New Vinyl Roundup--Coalesce--Ox

I remember when I was just a wee little lad in high school; it was a fanciful time where my musical tastes were deplorable and my penis may as well have been nonexistent (other than the excessive amount of attention I myself gave to it, of course).  In those days, I was always searching for the newest, bestest thing that coincidentally always sounded like Children of Bodom (surprise, there aren't that many of those things floating around in the early-internet age), and my main new music conduit at this time was my friend Ed.  You've probably read about Ed before, and if you've visited this site more that just this one time, you probably are Ed.  But I will still elaborate; Ed is the dude who helps me with Interwebs.  He sends me cool links and downloads and shit, and when we were both discovering the amazing things that metal could give us, he was the main guy who would find something that would blow my mind and then immediately move past it, panning it as "dumb and/or for homos."

In our formative years, Ed handed me a collection of burned CD's, which at the time were relative novelties.  We all knew about dubbing cassettes, but dubbing CD's?!?  How very droll!  So he gave me a handful of CD's that he had burned for me, and I immediately went home and starting listening to them.  I want to go ahead and state right now, for the record, that my musical taste was slow to bud; indeed, I was a late bloomer, one who couldn't identify good music from a hole in the ground I dug to hide my report car.  Also, I had no pubic hair.

In the collection of those albums Ed burned for me was my first exposure to Coalesce, in the form of 0:12 A Revolution in Just Listening, as well as some Kandiria album (and I'm not confident that I spelled Kandiria correctly).  Needless to say, with my metal muscles so underdeveloped and stupid, I hated both albums (though, inexplicably, I stand by my assessment of Kandiria to this day).  My tastes were so primitive in those days that, for the longest time, I was unable to differentiate between Coalesce and Kandiria, constantly confusing the two until I finally heard Ox, Coalesce's latest full-length album.

This makes me hate my younger self even more than I already do, which is a lot.

Ox is a masterpiece, and I say that with no hint of irony.  I loved this album so much that I wish I could travel back in time and punch my 17-year-old self in the dick until my younger self spontaneously understood how great Coalesce actually is.  This would achieve the same effect as my underwear purchasing.  If I buy irregular underwear from Ross, that means that I have two crotches per pair of underwear, which means that I have 1/2 the urine stains per crotch if I follow the proper rotation.  And if they forget to sew the ass on to any of those underwear, it saves me the embarrassment of leaving skid marks (though it sets me up for the far more embarrassing "skid marks on the jeans," which is much more horrifying but infinitely easier to hide from one's spouse).  That's a long, drawn out way of saying that I could have saved myself the embarrassment of saying stupid things like "Coalesce raps too much on that one album I heard by them," by hiding the fact that I didn't like them at all (like my denim skidmarks). 

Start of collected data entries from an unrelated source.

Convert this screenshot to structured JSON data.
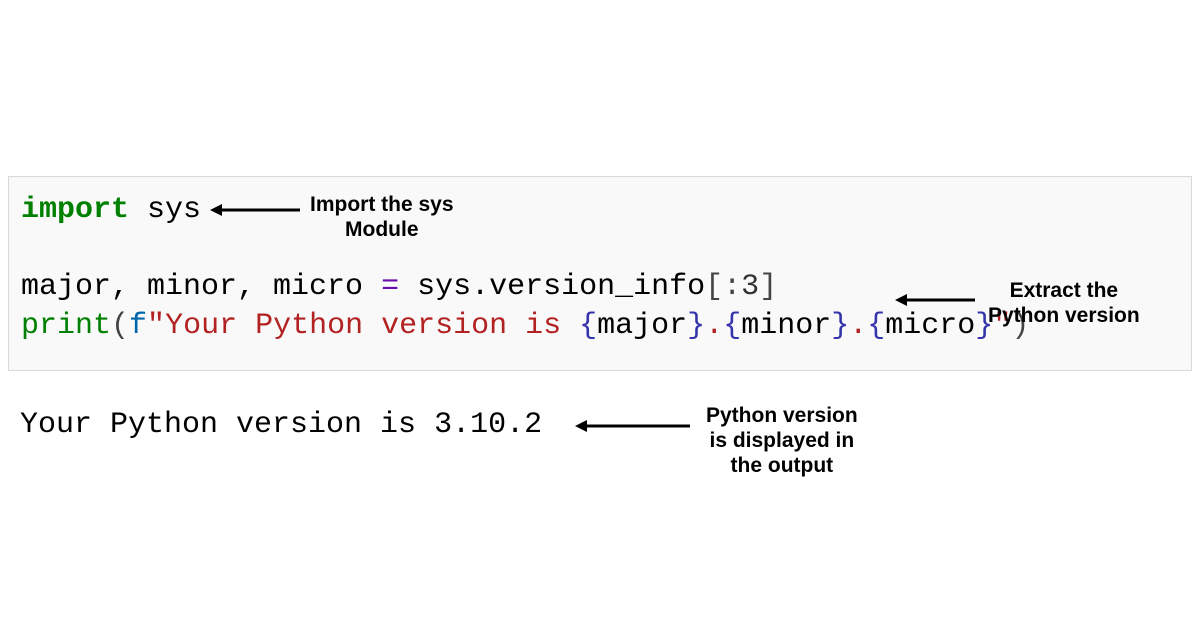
{
  "code": {
    "line1": {
      "keyword": "import",
      "module": "sys"
    },
    "line2": {
      "vars": "major, minor, micro ",
      "eq": "=",
      "rhs_name": " sys",
      "rhs_attr": ".version_info",
      "lbracket": "[",
      "colon": ":",
      "num": "3",
      "rbracket": "]"
    },
    "line3": {
      "builtin": "print",
      "lparen": "(",
      "fprefix": "f",
      "str_open": "\"",
      "str1": "Your Python version is ",
      "lb1": "{",
      "v1": "major",
      "rb1": "}",
      "dot1": ".",
      "lb2": "{",
      "v2": "minor",
      "rb2": "}",
      "dot2": ".",
      "lb3": "{",
      "v3": "micro",
      "rb3": "}",
      "str_close": "\"",
      "rparen": ")"
    }
  },
  "output": "Your Python version is 3.10.2",
  "annotations": {
    "a1_line1": "Import the sys",
    "a1_line2": "Module",
    "a2_line1": "Extract the",
    "a2_line2": "Python version",
    "a3_line1": "Python version",
    "a3_line2": "is displayed in",
    "a3_line3": "the output"
  }
}
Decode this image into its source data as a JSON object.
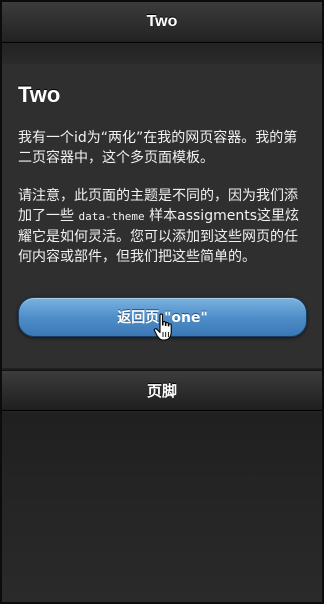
{
  "header": {
    "title": "Two"
  },
  "content": {
    "heading": "Two",
    "para1": "我有一个id为“两化”在我的网页容器。我的第二页容器中，这个多页面模板。",
    "para2": {
      "part1": "请注意，此页面的主题是不同的，因为我们添加了一些 ",
      "code": "data-theme",
      "part2": " 样本assigments这里炫耀它是如何灵活。您可以添加到这些网页的任何内容或部件，但我们把这些简单的。"
    }
  },
  "button": {
    "label": "返回页 \"one\""
  },
  "footer": {
    "title": "页脚"
  },
  "colors": {
    "button_top": "#7bb2e0",
    "button_bottom": "#3a78b5",
    "background": "#2f2f2f"
  },
  "icons": {
    "cursor": "hand-pointer-icon"
  }
}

Coalesce is another band that I feel gets tagged with a pejorative genre tag (in this case, *groan*, metalcore) that makes little to no sense.  I had the same feeling the first time I heard the Red Chord referred to as a "deathcore" band, or the first time I heard someone say that my sister is "less manly than [my] description would lead [the subject] to believe."  None of those things make sense, but since I didn't say them, and two of them caught on with the greater population (Sorry, Melissa), I have to therefore defer to them.  But still, almost nobody says that my sister isn't as manly as I make her out to be.

Ox is a fantastic album by a totally great band that doesn't rap at all, and you should go listen to it right now if you have it.  If you want to steal it rather than having Will give it to you for free (Thanks, Will!), you should follow your nose to a magical place where you can sample it for free forever.  But you should buy it; I have spoken to Sean Ingram a couple of times (after seeing Coalesce live), and he said that people who steal their album have "teeny little pee-pees and no moral constitutions**."  And I'm inclined to agree.